In my view, public education in America is a racket – and higher education the most corrupt part of it. We’re pouring huge sums of money into institutions which give a new definition to “getting richer by degrees”. Kids are burdened with absurd student loans, taxpayers are burdened with grants for un-needed education programs (can anyone think of one reason the US taxpayer should in any way, shape or form provide assistance to law schools?), tenured radicals pollute our political system, bloated education bureaucracies provide sinecures for liberals who then lobby for more funding, ad infinitum. Time to cut out the cancer – time, that is, for conservatism to take a hand at education reform.

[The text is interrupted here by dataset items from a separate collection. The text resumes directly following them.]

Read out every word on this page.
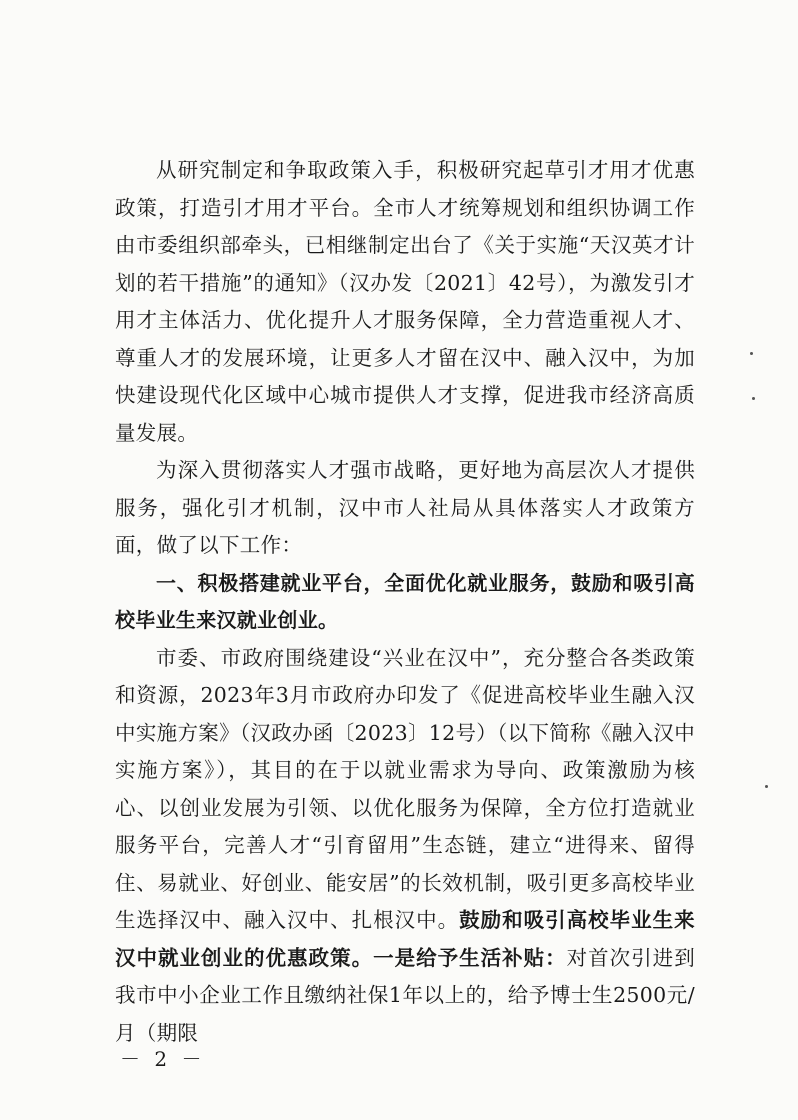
从研究制定和争取政策入手，积极研究起草引才用才优惠政策，打造引才用才平台。全市人才统筹规划和组织协调工作由市委组织部牵头，已相继制定出台了《关于实施“天汉英才计划的若干措施”的通知》（汉办发〔2021〕42号），为激发引才用才主体活力、优化提升人才服务保障，全力营造重视人才、尊重人才的发展环境，让更多人才留在汉中、融入汉中，为加快建设现代化区域中心城市提供人才支撑，促进我市经济高质量发展。

为深入贯彻落实人才强市战略，更好地为高层次人才提供服务，强化引才机制，汉中市人社局从具体落实人才政策方面，做了以下工作：

一、积极搭建就业平台，全面优化就业服务，鼓励和吸引高校毕业生来汉就业创业。

市委、市政府围绕建设“兴业在汉中”，充分整合各类政策和资源，2023年3月市政府办印发了《促进高校毕业生融入汉中实施方案》（汉政办函〔2023〕12号）（以下简称《融入汉中实施方案》），其目的在于以就业需求为导向、政策激励为核心、以创业发展为引领、以优化服务为保障，全方位打造就业服务平台，完善人才“引育留用”生态链，建立“进得来、留得住、易就业、好创业、能安居”的长效机制，吸引更多高校毕业生选择汉中、融入汉中、扎根汉中。鼓励和吸引高校毕业生来汉中就业创业的优惠政策。一是给予生活补贴：对首次引进到我市中小企业工作且缴纳社保1年以上的，给予博士生2500元/月（期限

－ 2 －
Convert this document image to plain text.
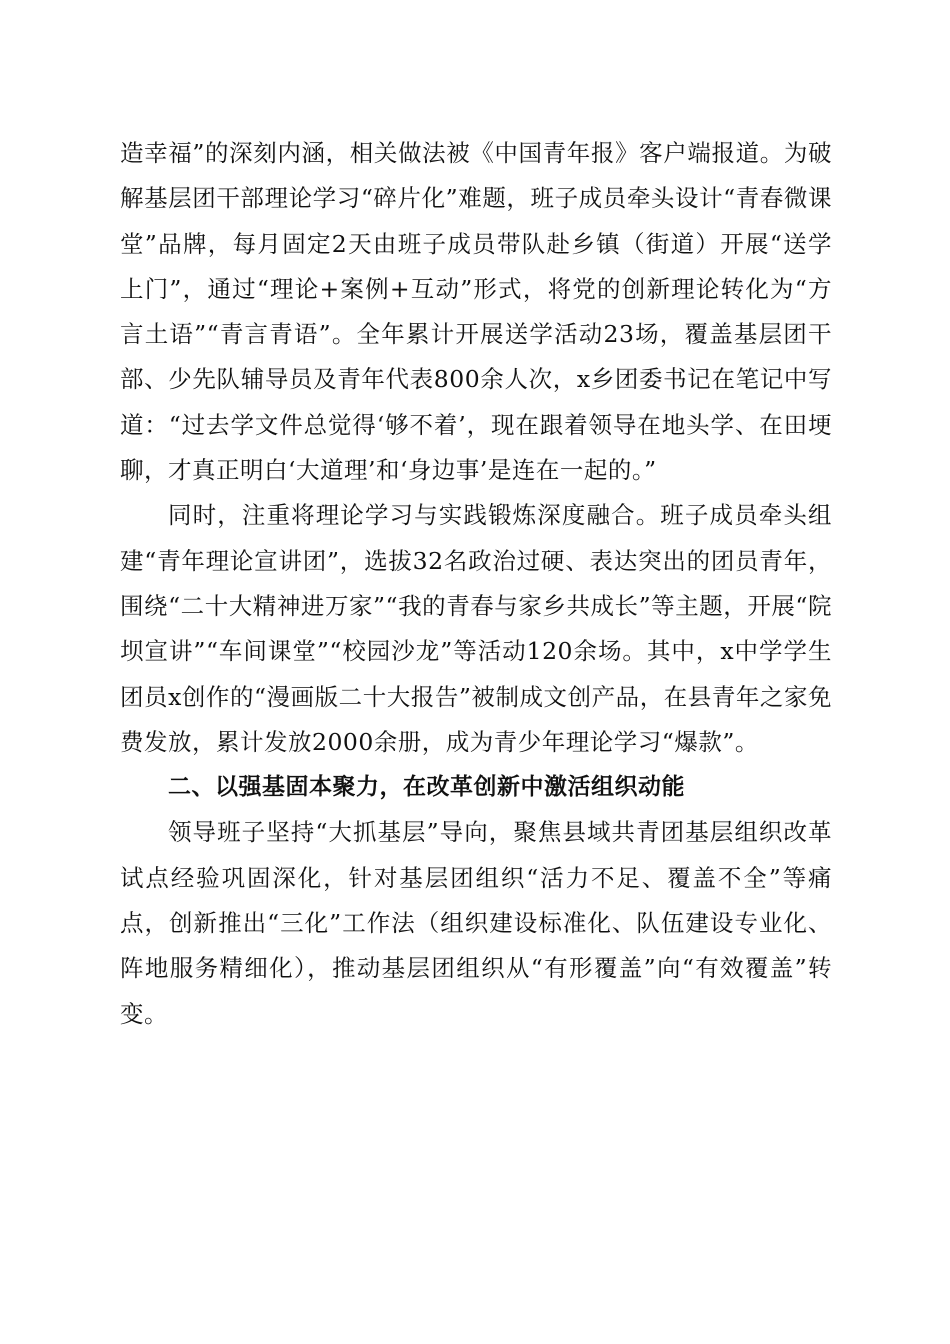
造幸福”的深刻内涵，相关做法被《中国青年报》客户端报道。为破解基层团干部理论学习“碎片化”难题，班子成员牵头设计“青春微课堂”品牌，每月固定2天由班子成员带队赴乡镇（街道）开展“送学上门”，通过“理论+案例+互动”形式，将党的创新理论转化为“方言土语”“青言青语”。全年累计开展送学活动23场，覆盖基层团干部、少先队辅导员及青年代表800余人次，x乡团委书记在笔记中写道：“过去学文件总觉得‘够不着’，现在跟着领导在地头学、在田埂聊，才真正明白‘大道理’和‘身边事’是连在一起的。”

同时，注重将理论学习与实践锻炼深度融合。班子成员牵头组建“青年理论宣讲团”，选拔32名政治过硬、表达突出的团员青年，围绕“二十大精神进万家”“我的青春与家乡共成长”等主题，开展“院坝宣讲”“车间课堂”“校园沙龙”等活动120余场。其中，x中学学生团员x创作的“漫画版二十大报告”被制成文创产品，在县青年之家免费发放，累计发放2000余册，成为青少年理论学习“爆款”。

二、以强基固本聚力，在改革创新中激活组织动能

领导班子坚持“大抓基层”导向，聚焦县域共青团基层组织改革试点经验巩固深化，针对基层团组织“活力不足、覆盖不全”等痛点，创新推出“三化”工作法（组织建设标准化、队伍建设专业化、阵地服务精细化），推动基层团组织从“有形覆盖”向“有效覆盖”转变。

The best thing we can do is to terminate the idiotic student loan program and opt instead for a series of grants based on income level and academic achievement. And the grants will be “X” dollars and no more – the schools will still want the money, and so they’ll be forced to cut their prices to match the grants, and this will make college more genuinely affordable to those middle and upper class kids who would not be eligible for the grants given to poor kids. After that, we can come up with a host of other reforms (free medical school – if you commit to serving 6 years in a poor area of the country, eg), but we can gut this education scam right out the gate by getting rid of the student loans and other government programs which have only inflated the cost of education and provided funding for Democrats and their supporters.